Consider, too, other factors such as customer acquisition cost (CAC), sales velocity, and average deal size. Optimize the buyer’s journey for profitability. With Sona, a good place to start would be to study user and company profiles, which provide a detailed timeline of all activities from the first touch to conversion and beyond. Then, study these journeys in aggregated views across sources to further understand patterns.
- Empower sales and marketing to win together
With data assembled for the entire buyer’s journey, you can abolish the us-vs-them, winner-takes-all positional mentality that divides sales and marketing. Then, turn your focus to equipping revenue teams with the right insights to prioritize the right opportunities and win together. Success is often the result of close collaboration between teams, not individual superstar performance.
I get it. As marketing leaders, we have to incentivize the right initiatives to produce desired outcomes.

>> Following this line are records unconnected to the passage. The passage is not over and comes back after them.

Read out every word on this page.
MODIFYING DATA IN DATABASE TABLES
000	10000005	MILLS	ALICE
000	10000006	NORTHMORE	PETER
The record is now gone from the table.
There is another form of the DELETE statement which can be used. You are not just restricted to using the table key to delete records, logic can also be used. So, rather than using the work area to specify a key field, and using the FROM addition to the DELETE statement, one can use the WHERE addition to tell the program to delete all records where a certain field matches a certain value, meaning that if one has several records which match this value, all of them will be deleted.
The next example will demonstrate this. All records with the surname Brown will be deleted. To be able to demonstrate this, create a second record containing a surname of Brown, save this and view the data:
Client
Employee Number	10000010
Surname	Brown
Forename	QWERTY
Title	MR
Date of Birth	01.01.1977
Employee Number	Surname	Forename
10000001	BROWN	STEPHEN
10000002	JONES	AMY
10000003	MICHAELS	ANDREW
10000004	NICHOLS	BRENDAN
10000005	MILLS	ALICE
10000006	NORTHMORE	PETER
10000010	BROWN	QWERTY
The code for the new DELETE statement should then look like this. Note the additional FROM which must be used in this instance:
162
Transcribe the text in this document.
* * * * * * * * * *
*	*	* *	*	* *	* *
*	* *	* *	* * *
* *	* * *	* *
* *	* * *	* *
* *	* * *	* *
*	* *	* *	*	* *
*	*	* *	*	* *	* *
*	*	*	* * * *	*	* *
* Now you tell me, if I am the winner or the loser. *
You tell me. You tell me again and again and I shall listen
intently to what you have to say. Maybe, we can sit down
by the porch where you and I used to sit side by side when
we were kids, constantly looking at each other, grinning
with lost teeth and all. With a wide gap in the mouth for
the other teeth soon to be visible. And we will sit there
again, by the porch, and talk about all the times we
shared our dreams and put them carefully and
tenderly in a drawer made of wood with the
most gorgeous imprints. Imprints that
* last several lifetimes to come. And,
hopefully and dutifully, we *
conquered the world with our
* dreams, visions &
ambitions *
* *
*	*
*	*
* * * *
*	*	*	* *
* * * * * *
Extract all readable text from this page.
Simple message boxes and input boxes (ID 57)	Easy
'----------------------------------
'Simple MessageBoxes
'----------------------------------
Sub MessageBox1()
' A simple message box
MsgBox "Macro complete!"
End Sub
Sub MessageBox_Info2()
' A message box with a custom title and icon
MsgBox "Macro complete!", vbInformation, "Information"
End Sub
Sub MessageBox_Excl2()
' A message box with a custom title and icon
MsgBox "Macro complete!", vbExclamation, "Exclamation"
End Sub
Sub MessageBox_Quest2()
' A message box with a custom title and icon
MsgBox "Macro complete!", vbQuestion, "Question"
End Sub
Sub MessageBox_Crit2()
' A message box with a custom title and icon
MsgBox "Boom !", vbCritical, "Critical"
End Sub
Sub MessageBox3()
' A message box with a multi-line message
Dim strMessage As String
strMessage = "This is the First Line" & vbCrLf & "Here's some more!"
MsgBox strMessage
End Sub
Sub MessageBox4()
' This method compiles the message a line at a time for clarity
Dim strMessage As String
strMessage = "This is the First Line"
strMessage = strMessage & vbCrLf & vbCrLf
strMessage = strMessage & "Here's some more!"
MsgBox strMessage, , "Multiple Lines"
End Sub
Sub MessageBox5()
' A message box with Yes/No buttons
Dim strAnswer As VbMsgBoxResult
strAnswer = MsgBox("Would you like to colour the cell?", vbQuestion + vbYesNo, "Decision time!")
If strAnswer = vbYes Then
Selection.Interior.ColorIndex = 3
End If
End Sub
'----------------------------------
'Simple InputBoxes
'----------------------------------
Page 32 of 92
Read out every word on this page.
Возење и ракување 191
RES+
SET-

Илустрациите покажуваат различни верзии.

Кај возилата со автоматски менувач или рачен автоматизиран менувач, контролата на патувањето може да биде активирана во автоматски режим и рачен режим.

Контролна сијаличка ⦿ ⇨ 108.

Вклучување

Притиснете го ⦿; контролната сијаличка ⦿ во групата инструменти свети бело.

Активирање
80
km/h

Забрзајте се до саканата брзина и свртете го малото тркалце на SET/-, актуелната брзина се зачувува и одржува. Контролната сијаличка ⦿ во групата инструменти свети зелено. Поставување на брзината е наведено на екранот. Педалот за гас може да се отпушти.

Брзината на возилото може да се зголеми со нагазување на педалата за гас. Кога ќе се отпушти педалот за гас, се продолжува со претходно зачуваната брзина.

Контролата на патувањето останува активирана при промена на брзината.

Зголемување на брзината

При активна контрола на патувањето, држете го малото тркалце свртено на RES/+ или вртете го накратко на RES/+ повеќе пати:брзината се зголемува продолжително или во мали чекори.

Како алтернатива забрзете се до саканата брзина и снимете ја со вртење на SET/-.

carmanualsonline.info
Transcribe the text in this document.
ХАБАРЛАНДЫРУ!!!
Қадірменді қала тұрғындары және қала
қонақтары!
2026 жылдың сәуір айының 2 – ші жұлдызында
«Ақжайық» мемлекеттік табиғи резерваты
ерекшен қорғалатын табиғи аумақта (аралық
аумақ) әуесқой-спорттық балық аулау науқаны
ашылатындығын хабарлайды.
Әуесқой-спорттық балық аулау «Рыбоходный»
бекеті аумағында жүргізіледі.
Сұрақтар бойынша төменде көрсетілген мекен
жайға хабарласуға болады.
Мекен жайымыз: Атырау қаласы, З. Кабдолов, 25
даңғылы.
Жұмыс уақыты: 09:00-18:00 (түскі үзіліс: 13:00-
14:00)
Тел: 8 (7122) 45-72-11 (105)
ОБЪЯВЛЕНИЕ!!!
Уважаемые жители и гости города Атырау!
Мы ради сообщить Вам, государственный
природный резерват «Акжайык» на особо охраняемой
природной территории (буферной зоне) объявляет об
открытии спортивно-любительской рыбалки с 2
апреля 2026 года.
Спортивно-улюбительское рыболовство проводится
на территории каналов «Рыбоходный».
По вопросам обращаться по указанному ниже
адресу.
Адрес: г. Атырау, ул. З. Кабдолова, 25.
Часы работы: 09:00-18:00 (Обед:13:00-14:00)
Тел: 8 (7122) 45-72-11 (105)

And to do that we need to know what works and what doesn’t. But, as we’ve seen above, giving all credit to a single touchpoint is not a good solution.
The solution is to adopt a revenue performance methodology, where the efficacy of any marketing activity is judged by its profitability, not quantity. And if the goal of outbound sales activities is to generate pipeline, then it should be treated like any other marketing activity. This would simplify the management of outbound sales activities and align the team towards the same growth objectives as the rest of the organization.